Details are critical

Your lists should include the following for each subscription, contractor, client or account:

  • Contact Information – name, phone number, cell phone number, email address, home address (if you have this info)
  • Relationship – who this person is (Virtual Assistant, web designer, etc.)
  • Responsibilities – what does this person do and what will you need them to do during your absence/or need them to know?
  • Money – this is a good idea to have included so that if you’re going to be gone short-term but payments will be need to be made, the person handling your affairs won’t have to go digging for this info. Include payment info for subcontractors, subscriptions, etc.
  • Payment Method – don’t forget to include how each of the above are paid. Make not if it’s with your PayPal account, business checking account, or even if it’s a subscription based payment via PayPal.
  • Dates – Again, another important thing to make note of: the date that each of the above is due.
  • Usernames and passwords where applicable to access accounts for each of these.

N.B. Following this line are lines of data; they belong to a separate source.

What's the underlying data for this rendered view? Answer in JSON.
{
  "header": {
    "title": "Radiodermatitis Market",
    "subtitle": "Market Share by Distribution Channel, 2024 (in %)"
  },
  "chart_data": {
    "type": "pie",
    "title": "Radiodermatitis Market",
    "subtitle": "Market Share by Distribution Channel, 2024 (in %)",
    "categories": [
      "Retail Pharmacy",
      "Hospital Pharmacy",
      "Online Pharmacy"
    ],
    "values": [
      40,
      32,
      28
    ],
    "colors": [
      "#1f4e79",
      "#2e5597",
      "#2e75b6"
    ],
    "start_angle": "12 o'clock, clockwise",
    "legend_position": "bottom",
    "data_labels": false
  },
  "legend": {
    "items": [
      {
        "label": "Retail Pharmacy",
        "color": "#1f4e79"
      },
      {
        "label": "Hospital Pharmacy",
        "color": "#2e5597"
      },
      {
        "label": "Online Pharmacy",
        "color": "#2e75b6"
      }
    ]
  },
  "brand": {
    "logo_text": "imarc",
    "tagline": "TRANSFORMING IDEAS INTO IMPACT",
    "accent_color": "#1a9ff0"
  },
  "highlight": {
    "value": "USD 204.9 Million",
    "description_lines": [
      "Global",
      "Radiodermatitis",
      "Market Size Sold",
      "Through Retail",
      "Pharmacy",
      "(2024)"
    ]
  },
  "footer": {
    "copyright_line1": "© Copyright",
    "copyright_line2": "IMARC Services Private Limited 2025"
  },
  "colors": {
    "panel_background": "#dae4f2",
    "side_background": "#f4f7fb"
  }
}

Another page should be created in your business manual with notes on where things such as client files or important projects can be found on your computer. Add any relevant information that will make things as easy as possible for whoever’s handling things during your absence or, in the worst-case scenario, the termination of your business.

Don’t forget to sit down and talk to the person who will handle things for you. Whether it’s a family member or business partner, this is a tough conversation that has to be done. If something does happen, they’ll know where to find the manual and know what to do and who to contact.

One last piece of advice

After you’ve gone to the trouble of creating an operations manual for your business, make sure everyone else knows where to find it!